Abuse: Guilt the Victim for having Needs

Feb 24, 2011 16:16

This was originally a response to an LJ entry by a friend. It got way too long and too important to be buried in a comment to a f'locked entry. The original entry contrasted how the poster and her brother were treated by their mother when ill.

What I'm hearing here is that you and your brother were treated very differently by the female authority figure in your home when ill. Your brother got a lot of positive attention, emotional support and help. You got a lot of negative attention, emotional abuse and no help.

I can see three possible reasons for that: gender, illness type and parental dysfunction. None of these are valid.

Treating a sick son differently than a sick daughter because of gender is sexist.
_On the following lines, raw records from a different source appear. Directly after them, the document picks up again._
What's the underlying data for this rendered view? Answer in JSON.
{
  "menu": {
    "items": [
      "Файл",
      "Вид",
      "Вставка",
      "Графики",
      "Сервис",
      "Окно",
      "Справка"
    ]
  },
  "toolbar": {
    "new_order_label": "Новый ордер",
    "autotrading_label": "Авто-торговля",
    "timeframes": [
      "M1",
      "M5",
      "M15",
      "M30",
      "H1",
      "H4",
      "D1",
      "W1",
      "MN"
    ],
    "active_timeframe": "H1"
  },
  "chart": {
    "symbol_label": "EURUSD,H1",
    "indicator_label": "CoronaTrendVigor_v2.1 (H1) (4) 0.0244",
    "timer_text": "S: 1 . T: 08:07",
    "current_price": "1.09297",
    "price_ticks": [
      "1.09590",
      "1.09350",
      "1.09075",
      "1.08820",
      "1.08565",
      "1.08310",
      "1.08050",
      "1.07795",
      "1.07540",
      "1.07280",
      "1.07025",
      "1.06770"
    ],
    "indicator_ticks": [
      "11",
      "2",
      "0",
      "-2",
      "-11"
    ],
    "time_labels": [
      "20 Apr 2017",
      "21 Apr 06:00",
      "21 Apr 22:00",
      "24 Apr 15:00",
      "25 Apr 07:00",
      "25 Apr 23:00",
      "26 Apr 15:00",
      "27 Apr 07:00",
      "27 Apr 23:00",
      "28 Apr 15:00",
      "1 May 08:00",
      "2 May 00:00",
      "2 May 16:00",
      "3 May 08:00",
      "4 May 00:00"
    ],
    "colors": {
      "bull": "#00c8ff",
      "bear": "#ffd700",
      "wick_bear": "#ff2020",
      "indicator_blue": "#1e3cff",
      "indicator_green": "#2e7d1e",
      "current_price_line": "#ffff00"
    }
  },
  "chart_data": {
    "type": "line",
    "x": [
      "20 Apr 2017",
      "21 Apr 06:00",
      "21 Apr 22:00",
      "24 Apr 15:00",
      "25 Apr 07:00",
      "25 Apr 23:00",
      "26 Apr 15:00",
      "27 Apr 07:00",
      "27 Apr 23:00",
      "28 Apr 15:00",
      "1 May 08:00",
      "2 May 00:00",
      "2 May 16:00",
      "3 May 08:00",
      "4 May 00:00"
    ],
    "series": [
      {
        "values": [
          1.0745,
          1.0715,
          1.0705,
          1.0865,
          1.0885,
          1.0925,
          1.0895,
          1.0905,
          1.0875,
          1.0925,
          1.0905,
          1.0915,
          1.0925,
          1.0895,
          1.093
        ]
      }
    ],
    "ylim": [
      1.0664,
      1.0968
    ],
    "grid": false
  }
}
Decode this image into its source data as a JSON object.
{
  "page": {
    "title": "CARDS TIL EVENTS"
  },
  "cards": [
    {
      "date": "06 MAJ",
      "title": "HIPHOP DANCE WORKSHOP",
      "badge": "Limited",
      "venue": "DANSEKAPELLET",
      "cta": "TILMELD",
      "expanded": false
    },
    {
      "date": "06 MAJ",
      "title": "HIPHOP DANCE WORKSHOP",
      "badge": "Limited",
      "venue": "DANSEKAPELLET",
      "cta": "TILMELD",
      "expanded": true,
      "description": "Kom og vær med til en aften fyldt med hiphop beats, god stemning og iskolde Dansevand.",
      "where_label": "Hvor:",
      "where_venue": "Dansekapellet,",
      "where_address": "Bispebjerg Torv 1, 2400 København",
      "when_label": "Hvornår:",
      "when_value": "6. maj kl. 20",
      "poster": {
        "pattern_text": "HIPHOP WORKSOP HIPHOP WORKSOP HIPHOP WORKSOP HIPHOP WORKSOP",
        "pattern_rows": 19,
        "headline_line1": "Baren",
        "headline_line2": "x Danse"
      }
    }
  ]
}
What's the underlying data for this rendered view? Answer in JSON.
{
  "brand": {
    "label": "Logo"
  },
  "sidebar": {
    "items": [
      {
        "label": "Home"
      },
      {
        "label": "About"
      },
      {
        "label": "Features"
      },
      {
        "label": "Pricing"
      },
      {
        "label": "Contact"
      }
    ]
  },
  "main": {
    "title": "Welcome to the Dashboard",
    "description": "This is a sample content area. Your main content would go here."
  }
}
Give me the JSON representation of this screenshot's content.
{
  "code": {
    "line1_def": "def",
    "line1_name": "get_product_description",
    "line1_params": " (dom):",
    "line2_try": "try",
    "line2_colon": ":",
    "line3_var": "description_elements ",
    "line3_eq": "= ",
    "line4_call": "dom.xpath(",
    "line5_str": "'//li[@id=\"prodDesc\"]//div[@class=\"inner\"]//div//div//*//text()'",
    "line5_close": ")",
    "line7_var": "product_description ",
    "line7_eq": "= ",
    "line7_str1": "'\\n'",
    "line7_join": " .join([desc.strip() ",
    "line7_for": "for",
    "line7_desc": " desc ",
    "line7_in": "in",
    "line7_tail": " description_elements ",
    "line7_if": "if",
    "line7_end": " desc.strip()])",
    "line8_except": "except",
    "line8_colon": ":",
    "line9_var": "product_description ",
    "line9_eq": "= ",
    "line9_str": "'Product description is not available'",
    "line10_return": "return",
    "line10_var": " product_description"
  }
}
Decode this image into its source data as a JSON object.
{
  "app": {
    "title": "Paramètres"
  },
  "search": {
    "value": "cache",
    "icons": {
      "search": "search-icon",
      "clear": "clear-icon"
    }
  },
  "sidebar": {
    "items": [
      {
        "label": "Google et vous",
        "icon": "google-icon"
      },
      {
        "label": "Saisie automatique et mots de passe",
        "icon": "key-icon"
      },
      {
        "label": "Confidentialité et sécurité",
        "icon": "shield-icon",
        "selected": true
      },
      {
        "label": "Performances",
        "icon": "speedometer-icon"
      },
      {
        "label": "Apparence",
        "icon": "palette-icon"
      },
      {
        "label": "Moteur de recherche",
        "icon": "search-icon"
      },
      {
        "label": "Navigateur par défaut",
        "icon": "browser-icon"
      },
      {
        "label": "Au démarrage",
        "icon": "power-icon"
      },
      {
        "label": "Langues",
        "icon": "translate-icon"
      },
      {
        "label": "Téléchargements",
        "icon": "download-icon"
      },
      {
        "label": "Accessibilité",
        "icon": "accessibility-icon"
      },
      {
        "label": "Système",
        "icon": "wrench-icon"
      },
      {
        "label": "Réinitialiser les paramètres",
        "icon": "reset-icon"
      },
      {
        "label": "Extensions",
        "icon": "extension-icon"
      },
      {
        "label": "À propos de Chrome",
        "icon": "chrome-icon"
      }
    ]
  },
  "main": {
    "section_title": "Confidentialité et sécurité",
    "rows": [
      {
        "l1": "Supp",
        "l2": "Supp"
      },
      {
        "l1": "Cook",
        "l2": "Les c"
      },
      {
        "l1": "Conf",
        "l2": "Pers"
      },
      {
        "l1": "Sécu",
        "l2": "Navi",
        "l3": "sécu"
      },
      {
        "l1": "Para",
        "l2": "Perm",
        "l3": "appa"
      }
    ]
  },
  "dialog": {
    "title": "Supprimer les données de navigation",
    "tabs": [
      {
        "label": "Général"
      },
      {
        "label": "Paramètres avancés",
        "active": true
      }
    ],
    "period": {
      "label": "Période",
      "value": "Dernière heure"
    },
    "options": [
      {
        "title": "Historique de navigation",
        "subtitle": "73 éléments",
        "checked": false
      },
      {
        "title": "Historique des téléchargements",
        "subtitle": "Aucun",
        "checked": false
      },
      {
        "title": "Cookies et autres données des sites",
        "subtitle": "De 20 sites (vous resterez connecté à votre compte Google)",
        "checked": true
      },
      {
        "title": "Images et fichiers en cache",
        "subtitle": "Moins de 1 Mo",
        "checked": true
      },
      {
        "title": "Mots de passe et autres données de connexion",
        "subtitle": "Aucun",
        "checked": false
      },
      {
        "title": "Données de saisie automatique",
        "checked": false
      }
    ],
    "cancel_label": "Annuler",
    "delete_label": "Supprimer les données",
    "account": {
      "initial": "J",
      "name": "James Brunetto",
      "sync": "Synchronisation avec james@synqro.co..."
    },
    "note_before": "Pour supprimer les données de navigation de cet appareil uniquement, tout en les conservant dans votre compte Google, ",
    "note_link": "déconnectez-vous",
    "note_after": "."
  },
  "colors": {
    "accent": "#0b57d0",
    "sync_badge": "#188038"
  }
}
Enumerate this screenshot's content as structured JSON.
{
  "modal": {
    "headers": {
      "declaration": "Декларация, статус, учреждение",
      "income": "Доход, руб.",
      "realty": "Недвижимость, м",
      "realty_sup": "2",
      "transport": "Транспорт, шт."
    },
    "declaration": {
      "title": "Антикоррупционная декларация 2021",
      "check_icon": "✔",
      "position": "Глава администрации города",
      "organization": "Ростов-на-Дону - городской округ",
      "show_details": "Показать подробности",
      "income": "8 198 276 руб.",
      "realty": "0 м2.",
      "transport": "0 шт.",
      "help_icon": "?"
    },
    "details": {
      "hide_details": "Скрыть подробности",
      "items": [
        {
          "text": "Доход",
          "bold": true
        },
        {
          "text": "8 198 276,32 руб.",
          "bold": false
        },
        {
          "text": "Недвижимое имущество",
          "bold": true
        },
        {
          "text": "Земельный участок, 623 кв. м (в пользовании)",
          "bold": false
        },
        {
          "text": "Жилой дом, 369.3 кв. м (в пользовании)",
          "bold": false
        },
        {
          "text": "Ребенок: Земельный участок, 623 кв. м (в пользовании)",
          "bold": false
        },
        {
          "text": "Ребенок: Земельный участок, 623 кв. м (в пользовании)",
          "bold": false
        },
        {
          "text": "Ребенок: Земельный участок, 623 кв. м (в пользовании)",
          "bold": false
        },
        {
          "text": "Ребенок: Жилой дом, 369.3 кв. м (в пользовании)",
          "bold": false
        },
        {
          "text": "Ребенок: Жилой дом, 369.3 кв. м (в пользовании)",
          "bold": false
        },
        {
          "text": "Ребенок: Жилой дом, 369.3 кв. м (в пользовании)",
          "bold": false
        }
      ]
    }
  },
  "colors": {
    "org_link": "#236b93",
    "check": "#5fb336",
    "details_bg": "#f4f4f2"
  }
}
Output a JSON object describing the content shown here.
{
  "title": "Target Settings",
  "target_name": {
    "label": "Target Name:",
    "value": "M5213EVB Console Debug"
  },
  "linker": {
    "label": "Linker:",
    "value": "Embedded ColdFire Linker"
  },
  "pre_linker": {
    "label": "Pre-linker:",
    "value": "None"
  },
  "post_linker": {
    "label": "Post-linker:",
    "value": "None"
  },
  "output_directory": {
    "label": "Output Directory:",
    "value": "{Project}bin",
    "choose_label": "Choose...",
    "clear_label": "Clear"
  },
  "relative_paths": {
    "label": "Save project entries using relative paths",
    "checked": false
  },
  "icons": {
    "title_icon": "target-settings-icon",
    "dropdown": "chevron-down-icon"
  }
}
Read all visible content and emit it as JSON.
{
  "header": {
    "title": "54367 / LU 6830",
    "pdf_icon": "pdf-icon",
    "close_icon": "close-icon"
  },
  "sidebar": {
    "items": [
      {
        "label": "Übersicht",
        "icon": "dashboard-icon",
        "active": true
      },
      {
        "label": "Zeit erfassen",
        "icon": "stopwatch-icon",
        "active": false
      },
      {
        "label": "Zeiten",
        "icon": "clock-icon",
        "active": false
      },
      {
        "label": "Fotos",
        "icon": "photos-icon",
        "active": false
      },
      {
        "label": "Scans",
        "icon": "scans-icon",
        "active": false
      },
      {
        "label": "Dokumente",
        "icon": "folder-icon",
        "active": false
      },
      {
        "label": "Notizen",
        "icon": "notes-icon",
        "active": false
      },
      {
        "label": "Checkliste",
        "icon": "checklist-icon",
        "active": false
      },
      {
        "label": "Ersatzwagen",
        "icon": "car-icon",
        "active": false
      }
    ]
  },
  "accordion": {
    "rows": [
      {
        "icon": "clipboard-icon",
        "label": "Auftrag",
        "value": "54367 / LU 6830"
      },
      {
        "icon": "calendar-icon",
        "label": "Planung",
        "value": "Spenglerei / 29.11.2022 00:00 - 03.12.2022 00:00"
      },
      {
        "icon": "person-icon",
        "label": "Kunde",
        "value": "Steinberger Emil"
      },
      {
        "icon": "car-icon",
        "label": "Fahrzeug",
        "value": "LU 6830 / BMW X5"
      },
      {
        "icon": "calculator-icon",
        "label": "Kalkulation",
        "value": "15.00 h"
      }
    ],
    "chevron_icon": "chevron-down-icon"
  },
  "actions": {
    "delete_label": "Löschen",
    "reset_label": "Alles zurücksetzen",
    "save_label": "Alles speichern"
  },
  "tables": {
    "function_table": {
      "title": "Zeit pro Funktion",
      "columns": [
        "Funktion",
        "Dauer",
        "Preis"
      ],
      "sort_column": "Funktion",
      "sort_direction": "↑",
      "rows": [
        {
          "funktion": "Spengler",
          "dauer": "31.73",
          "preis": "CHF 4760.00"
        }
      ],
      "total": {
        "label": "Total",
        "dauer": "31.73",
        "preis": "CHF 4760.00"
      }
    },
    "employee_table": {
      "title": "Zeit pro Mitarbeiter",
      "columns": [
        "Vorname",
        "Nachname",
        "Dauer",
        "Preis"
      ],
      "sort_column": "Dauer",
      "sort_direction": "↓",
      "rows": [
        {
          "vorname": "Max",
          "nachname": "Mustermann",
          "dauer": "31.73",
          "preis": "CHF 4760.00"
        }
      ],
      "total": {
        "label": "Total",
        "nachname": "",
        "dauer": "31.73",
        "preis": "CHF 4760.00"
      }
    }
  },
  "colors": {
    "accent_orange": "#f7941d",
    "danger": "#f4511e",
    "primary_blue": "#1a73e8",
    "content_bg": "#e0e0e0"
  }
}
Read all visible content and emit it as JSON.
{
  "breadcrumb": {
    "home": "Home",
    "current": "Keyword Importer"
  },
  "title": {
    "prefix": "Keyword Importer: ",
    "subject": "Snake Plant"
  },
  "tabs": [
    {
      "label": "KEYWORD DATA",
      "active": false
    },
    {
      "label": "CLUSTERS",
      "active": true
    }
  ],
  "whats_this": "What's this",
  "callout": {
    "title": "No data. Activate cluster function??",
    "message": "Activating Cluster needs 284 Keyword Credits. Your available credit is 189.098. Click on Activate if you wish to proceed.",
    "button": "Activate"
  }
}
Heaping emotional abuse on a child with emotional symptoms is counter-productive in itself. Treating another child in the family with physical symptoms with kindness and consideration may also cause the first child to develop somatisation of stress symptoms.

Parental dysfunction isn't valid by definition. Being a parent means having a moral and legal obligation to take care of all one's children, regardless of health status. If a parent can't cope, they are in a position to seek help outside the family. Children aren't.

I'm coming to the conclusion that if I often feel guilty after interacting with a specific person, it's usually because they manipulate me. There is genuine, healthy guilt, eg if you've terrorized a family pet. But when a person feels guilty for having normal needs such as needs for medical attention, there's manipulation and probably emotional abuse involved.